The Essence of Prayer, IV – Eph 6:18

Ephesians 6:18  Supplication comes immediately after “all prayer”.  What is supplication?  Various verses of hymn 427 give the essence of supplication:  “Jesus, lover of my soul, let me to thy bosom fly.”  “Other refuge have I none, hangs my helpless soul on Thee.”  “Thou of life the fountain art, freely let me take of Thee.”  There is a mighty sense of the weakness of the believer, of Christ’s sufficiency in the midst of surrounding enemies.  But what makes prayer into supplication is its urgency.  Paul says we should be praying at all times, but not just unceasingly and not just with “all prayer”.  We must be praying with supplication.  It is casting ourselves on our faces and grabbing hold of the knees of the King in desperation, as sinners in the Old Testament would grab hold of the horns of the altar.  It is seeking God with all of the heart in the midst of great distress, Deuteronomy 4:29.

Prayer of this sort is part of spiritual warfare.  Warfare is not polite – it is life and death.  Satan, the flesh, and the world are ready to cut off the believer at every point.  We are often unaware that we are totally without strength and we offer up polite, little prayers.  Unless we are aware that we are totally without strength we will not pray with supplication.  In this warfare, supplication is like the supply line of temporal war.  Without a supply line stretching from the supplies to the troops, the troops cannot be sustained.  We are in the world and we have to have this supply line of supplication.  We must be coming to the throne of grace, Hebrews 4:16, because of our desperate need.  This supply line can be cut off by our own unwillingness to come to the throne of grace.

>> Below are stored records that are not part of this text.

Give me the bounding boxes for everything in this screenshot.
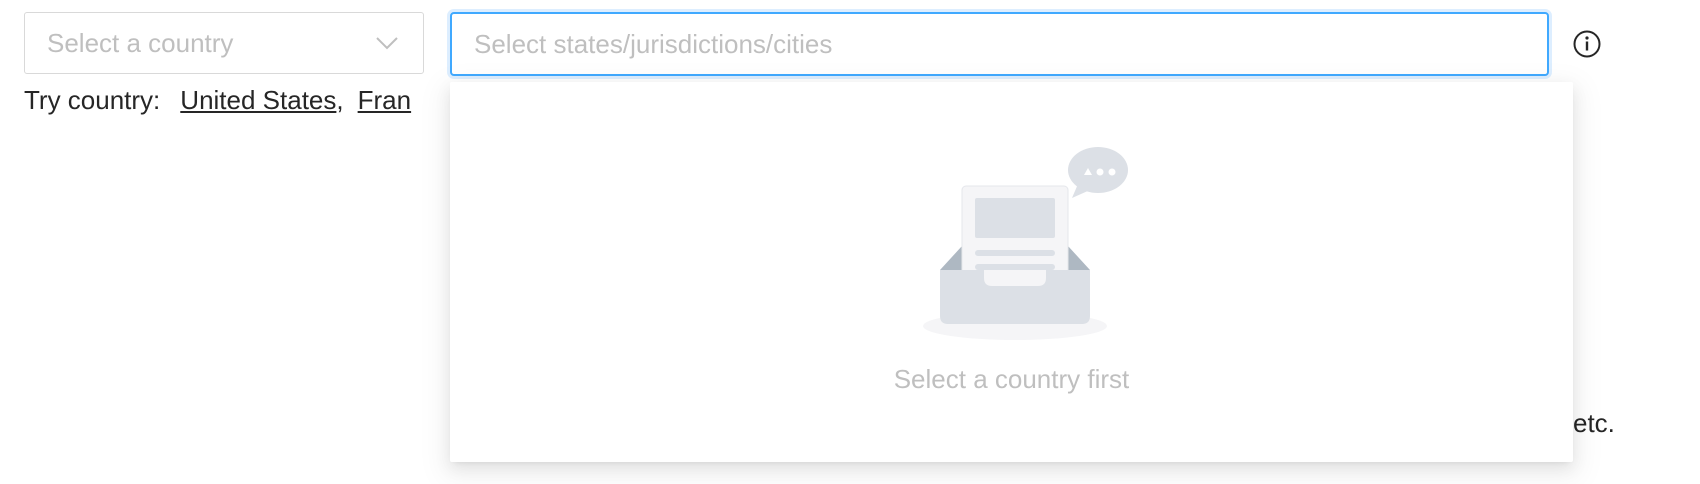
try-country-link-united-states[interactable]: United States [180, 85, 336, 116]
empty-state-text: Select a country first [893, 364, 1130, 394]
states-input[interactable] [474, 28, 1525, 60]
try-country-link-france[interactable]: Fran [358, 85, 411, 116]
try-country-row: Try country: United States , Fran [24, 80, 411, 120]
states-dropdown: Select a country first [450, 82, 1573, 462]
info-icon[interactable] [1572, 29, 1602, 59]
background-text-etc: etc. [1573, 408, 1615, 438]
try-country-separator: , [336, 84, 344, 115]
empty-inbox-icon [920, 140, 1134, 350]
states-input-wrapper[interactable] [450, 12, 1549, 76]
country-select-placeholder: Select a country [47, 27, 234, 58]
try-country-label: Try country: [24, 84, 161, 115]
country-select[interactable]: Select a country [24, 12, 424, 74]
chevron-down-icon [373, 33, 401, 53]
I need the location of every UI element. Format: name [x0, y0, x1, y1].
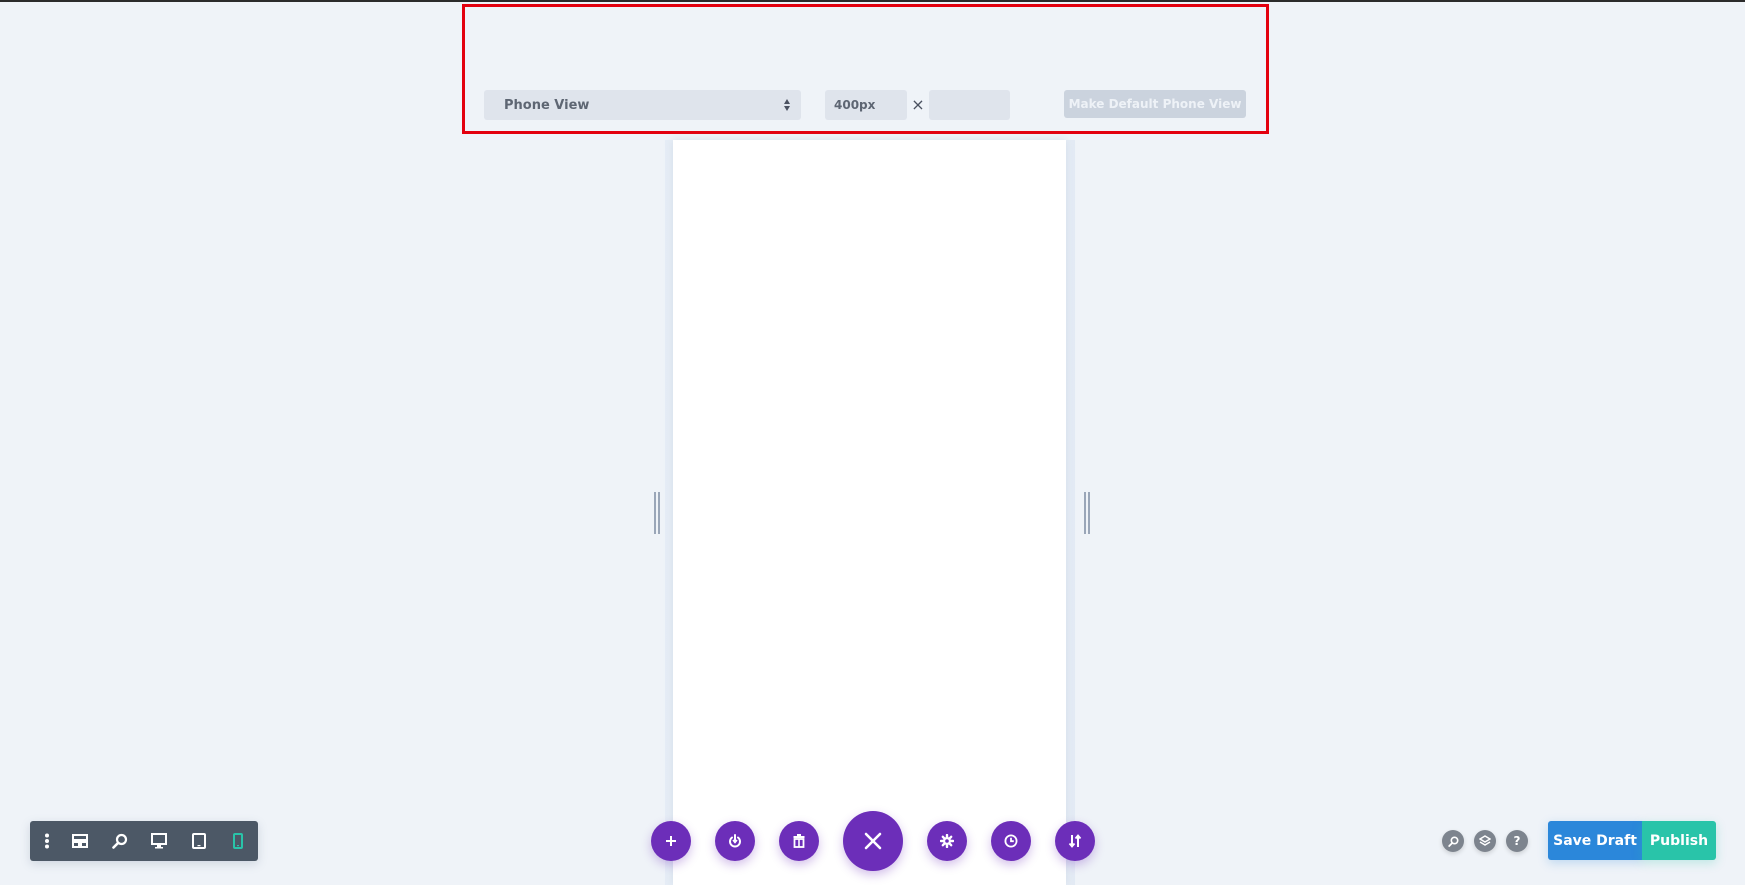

There is a determination, a courage needed to come to the throne of grace in this way.  The Pony Express had a job to do, to deliver the mail from Missouri to California.  They had to carry on through Indian attacks, through outlaw ambushes, from supply station to supply station where they could be relieved by another rider.  Sometimes they would reach a supply station and it would have been destroyed with no other rider available.  They couldn’t stop and say “Oh well.  I’ve come as far as I was supposed to go.”  No.  They had a job to do and they had to be determined to ride on, often to the death.

This is the job of the believer in supplication.  Genesis 18:16-33  Abraham supplicated God boldly but humbly for those in Sodom.  He was trembling before the Lord but determined to plead for the sake of those who might be righteous.  Genesis 32  Jacob was afraid for his family and he wrestled with God for blessing.

The believer must pray with supplication for himself, his loved ones, his neighbors, the church, the world.  This is not politeness but warfare, not parlor games but warfare.  This is “no holds barred” prayer, which is what God gives.